1 sep 2021
Gerecht EU verwerpt beroep nietigverklaring e*message
Gerecht EU 1 september 2021, IEF 20165, IT 3642, IEFbe 3270; ECLI:EU:T:2021:522 (eMessage tegen EUIPO en Apple) eMessage Wireless Information Services heeft een aanvraag tot inschrijving van het Gemeenschapsmerk 'e*message' ingediend bij het EUIPO. Op verzoek van interveniënte Apple Inc. werd de inschrijving nietig verklaard. eMessage voert in beroep zeven middelen aan. Het eerste middel betoogt dat er geen geldige bepaling bestaat om het litigieuze merk ongeldig te verklaren. Het tweede middel klaagt over een onjuiste toepassing van de huidige uitlegging van artikel 7, lid 1, onder b) en c), van verordening 2017/1001. Het derde en het vierde middel gaan over fouten in de beoordeling van de figuratieve elementen van het litigieuze merk bij het onderzoek van het beschrijvende karakter ervan. Het vijfde middel klaagt over een onjuiste beoordeling van het onderscheidend vermogen van het litigieuze merk. Het zesde en het zevende middel gaan over een schending van artikel 17 van het Handvest van de grondrechten van de Europese Unie en van de beginselen van bescherming van het gewettigd vertrouwen en van de rechtszekerheid. De middelen worden afgewezen.
96 Wat de schending van artikel 17 van het Handvest van de grondrechten betreft, zij erop gewezen dat de bescherming van de intellectuele eigendom is verankerd in artikel 17, lid 2, van het Handvest van de grondrechten.

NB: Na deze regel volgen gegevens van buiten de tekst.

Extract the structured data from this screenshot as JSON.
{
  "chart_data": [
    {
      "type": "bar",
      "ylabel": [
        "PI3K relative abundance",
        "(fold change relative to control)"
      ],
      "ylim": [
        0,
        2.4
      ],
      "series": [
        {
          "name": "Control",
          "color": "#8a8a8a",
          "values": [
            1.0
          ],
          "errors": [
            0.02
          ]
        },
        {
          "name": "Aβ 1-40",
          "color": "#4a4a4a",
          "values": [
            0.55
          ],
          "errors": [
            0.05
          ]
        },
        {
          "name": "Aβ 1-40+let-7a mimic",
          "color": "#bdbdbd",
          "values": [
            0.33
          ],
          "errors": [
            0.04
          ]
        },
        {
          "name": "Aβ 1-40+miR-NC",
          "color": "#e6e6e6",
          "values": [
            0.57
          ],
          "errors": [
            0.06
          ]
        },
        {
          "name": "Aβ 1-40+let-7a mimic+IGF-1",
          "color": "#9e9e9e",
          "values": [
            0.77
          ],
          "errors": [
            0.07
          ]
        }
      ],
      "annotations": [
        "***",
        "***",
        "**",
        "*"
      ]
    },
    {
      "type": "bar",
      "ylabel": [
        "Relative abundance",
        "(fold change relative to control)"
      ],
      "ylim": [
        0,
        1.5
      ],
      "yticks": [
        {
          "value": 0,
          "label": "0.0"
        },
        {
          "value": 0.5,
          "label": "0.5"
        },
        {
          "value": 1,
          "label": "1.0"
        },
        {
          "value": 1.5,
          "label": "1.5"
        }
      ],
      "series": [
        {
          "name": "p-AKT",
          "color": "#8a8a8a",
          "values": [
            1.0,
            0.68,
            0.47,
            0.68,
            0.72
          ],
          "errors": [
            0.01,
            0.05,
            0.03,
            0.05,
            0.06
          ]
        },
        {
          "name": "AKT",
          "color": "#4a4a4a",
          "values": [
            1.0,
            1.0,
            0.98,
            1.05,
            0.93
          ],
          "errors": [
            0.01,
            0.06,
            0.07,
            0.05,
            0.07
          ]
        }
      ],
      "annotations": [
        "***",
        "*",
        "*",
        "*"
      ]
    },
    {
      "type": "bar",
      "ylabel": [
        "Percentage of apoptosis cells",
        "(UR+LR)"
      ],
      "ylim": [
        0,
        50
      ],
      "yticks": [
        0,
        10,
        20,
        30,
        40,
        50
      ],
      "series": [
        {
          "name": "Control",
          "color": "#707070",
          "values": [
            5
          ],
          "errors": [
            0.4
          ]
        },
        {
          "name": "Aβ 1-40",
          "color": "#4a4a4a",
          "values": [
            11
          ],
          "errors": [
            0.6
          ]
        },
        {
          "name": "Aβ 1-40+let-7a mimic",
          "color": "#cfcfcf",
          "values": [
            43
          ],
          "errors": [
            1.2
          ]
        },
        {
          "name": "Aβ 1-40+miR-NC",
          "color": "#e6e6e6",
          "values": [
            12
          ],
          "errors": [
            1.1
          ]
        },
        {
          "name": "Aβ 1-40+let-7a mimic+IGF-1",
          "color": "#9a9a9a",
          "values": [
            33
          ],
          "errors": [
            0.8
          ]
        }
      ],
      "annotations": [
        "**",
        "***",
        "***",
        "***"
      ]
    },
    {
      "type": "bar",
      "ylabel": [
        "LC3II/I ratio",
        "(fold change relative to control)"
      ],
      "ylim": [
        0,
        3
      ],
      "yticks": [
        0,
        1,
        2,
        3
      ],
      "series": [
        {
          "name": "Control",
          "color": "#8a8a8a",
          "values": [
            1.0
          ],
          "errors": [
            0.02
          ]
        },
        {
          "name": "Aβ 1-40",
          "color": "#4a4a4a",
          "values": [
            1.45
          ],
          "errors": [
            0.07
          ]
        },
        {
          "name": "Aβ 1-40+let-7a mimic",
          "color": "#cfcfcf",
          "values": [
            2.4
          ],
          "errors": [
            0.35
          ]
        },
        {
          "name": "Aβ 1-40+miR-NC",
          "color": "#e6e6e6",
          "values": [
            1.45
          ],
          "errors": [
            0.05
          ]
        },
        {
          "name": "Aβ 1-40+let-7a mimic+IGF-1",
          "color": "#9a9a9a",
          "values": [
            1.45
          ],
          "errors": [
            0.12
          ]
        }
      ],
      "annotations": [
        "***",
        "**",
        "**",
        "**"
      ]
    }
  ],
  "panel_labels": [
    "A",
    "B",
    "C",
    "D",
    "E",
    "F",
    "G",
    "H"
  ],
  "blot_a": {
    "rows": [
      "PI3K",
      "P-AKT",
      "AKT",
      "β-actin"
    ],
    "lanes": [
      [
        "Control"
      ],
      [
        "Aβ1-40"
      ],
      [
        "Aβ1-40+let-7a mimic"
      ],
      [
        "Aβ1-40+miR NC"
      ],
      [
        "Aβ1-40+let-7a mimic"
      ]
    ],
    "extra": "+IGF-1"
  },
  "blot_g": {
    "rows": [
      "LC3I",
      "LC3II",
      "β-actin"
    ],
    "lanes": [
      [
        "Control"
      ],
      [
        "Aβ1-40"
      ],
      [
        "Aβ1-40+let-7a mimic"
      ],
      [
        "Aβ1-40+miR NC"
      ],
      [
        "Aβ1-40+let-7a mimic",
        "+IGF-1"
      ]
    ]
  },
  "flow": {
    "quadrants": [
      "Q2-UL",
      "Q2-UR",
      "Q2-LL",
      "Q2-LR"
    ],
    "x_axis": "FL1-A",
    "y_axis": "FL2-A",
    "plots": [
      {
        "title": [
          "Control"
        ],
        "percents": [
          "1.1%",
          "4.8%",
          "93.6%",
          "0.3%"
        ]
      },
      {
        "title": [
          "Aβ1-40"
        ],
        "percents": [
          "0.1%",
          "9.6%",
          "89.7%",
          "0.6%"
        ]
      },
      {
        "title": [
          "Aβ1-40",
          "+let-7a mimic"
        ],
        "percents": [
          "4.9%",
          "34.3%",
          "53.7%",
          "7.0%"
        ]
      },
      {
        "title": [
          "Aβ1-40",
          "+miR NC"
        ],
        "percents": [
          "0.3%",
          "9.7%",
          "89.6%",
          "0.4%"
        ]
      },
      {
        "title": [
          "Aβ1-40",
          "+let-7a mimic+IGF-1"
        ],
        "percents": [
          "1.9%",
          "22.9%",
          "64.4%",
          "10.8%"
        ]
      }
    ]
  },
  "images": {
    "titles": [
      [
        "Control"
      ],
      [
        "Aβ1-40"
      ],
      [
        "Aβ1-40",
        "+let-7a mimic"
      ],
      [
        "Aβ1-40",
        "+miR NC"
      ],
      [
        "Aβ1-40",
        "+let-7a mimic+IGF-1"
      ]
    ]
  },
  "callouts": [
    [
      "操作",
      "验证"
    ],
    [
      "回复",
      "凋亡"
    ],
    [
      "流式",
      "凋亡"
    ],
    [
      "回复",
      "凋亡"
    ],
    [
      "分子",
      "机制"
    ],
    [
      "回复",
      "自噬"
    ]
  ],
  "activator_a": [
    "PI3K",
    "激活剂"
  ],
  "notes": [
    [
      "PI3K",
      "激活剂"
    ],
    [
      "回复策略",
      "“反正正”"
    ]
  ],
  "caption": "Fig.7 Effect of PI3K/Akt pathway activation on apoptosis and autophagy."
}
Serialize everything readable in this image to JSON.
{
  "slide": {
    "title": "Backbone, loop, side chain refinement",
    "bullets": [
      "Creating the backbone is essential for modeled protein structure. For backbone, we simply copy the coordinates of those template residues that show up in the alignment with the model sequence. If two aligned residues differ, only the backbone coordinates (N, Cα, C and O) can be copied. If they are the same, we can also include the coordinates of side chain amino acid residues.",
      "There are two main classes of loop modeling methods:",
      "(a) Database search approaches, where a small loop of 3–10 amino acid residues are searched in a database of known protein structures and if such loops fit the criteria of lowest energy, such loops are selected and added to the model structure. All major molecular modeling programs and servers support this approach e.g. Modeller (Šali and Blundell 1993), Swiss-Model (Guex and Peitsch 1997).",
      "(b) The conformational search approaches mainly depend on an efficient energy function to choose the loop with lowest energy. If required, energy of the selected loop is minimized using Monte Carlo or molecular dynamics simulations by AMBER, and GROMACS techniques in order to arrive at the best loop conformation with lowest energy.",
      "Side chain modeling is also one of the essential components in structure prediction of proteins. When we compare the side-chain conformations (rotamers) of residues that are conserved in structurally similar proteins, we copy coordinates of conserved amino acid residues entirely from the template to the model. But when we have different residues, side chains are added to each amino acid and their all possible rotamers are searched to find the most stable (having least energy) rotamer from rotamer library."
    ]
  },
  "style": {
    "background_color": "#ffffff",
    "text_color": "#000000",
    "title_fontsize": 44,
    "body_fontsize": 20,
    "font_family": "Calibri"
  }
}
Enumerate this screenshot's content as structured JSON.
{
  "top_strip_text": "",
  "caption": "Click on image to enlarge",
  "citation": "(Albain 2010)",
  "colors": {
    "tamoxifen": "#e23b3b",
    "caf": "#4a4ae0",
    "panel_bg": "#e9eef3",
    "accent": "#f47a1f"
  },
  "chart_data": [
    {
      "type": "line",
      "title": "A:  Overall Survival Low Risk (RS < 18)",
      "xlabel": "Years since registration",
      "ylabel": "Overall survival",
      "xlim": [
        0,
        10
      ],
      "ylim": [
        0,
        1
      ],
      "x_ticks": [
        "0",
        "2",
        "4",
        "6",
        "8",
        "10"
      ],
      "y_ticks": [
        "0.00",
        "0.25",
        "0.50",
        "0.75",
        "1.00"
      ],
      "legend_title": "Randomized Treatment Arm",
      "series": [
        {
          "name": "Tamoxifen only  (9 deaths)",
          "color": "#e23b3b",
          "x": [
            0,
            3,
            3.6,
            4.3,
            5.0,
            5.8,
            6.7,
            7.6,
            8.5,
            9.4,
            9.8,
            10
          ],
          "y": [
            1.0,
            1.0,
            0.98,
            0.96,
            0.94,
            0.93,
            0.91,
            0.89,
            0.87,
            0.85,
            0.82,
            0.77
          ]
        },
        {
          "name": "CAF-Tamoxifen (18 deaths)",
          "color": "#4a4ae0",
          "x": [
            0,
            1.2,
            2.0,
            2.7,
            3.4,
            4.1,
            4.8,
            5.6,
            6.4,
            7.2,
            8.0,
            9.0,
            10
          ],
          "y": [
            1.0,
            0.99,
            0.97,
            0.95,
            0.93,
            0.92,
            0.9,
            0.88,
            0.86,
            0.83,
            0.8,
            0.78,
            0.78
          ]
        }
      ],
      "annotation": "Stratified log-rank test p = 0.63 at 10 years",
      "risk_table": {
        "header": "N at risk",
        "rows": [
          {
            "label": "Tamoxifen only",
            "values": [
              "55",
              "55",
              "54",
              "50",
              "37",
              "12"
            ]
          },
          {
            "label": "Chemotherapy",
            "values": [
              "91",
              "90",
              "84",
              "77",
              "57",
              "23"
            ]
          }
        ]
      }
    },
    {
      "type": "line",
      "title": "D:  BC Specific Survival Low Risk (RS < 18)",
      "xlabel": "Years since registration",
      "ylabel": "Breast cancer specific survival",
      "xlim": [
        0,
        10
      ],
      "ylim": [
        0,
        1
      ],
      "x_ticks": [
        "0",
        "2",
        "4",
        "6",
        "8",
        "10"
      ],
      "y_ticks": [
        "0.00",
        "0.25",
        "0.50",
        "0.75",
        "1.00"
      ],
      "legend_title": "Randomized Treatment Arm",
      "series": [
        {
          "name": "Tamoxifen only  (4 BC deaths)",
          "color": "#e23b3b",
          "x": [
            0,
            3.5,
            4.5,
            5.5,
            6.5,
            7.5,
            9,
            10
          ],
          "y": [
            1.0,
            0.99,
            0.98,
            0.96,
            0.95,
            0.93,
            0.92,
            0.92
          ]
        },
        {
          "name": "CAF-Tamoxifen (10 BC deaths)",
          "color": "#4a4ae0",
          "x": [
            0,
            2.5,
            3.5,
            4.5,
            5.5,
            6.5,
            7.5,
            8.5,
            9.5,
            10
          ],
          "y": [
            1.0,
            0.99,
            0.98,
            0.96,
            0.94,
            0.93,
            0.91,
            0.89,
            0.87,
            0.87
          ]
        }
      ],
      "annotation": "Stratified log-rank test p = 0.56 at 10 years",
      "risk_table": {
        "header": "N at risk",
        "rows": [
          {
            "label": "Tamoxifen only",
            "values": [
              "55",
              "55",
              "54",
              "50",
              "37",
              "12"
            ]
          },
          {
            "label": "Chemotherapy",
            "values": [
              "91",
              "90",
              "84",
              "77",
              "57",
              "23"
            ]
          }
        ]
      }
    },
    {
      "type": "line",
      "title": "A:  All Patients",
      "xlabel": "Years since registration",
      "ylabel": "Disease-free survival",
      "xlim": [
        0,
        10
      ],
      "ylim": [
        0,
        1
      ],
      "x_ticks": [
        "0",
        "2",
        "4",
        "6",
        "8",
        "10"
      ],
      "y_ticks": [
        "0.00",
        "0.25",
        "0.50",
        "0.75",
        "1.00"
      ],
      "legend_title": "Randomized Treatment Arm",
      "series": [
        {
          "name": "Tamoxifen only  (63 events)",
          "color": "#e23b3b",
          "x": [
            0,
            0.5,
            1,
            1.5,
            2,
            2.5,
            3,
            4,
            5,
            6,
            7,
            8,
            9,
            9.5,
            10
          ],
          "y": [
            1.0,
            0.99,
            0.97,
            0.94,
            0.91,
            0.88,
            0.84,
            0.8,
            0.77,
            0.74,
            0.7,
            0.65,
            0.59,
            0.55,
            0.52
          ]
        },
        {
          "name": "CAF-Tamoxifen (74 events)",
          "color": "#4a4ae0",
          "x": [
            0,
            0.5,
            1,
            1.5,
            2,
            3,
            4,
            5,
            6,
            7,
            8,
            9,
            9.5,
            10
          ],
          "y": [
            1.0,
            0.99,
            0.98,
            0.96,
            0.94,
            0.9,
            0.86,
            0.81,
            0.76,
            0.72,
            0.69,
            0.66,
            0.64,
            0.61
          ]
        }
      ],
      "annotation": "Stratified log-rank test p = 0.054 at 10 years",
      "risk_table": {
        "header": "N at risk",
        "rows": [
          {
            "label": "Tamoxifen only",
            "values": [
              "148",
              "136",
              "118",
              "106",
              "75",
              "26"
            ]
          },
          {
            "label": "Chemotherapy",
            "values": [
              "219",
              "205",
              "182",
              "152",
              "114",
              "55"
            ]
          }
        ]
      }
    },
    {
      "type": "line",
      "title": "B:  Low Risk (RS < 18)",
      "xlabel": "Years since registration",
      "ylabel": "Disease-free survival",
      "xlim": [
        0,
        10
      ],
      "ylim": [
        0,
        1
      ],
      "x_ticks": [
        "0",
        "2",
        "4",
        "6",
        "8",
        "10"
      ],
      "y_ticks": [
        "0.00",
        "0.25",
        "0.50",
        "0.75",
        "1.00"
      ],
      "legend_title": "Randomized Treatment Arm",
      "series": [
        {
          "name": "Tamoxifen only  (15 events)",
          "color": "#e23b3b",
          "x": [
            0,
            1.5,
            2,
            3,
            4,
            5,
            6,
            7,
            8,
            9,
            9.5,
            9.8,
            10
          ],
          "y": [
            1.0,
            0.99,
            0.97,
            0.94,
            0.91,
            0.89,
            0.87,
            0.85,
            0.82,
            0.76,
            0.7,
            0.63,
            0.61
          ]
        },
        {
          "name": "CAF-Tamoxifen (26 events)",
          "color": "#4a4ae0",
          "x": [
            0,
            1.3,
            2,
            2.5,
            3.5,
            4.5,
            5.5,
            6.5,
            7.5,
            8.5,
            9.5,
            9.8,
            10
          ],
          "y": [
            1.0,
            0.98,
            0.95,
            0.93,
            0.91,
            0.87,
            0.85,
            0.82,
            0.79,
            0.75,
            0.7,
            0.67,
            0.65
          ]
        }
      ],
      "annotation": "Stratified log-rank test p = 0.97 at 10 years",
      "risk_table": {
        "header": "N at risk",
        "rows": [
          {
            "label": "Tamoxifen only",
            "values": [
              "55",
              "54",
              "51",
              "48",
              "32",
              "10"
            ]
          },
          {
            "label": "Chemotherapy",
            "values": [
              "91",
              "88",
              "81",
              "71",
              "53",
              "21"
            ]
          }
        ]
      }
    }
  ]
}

In die bepaling of in de rechtspraak is echter niet aangegeven dat de bescherming van intellectuele-eigendomsrechten als absolute rechten moet worden beschermd (zie in die zin arrest van 29 juli 2019, Spiegel Online, C-516/17, EU:C:2019:625, punt 56 en de aangehaalde rechtspraak). Volgens de rechtspraak bestaat het Uniemerk onder meer binnen de grenzen van artikel 4, juncto de artikelen 7 en 8, van verordening nr. 40/94 (zie in die zin arrest van 3 juli 2013, Cytochroma Development/BHIM – Teva Pharmaceutical Industries (ALPHAREN),T-106/12, niet gepubliceerd, EU:T:2013:340, punt 4). Bovendien voert verzoekster geen enkel argument aan dat het mogelijk maakt vast te stellen dat de beperking van het intellectuele-eigendomsrecht in de in casu overgelegde vorm in strijd is met artikel 52, lid 1, van het Handvest van de grondrechten.
97 In die omstandigheden kan verzoekster niet terecht stellen dat de inschrijving van het litigieuze merk rechtmatig was en dat de kamer van beroep bij de handhaving van de beslissing van de nietigheidsafdeling inbreuk heeft gemaakt op artikel 17 van het Handvest van de grondrechten en op de beginselen van bescherming van het gewettigd vertrouwen en van de rechtszekerheid.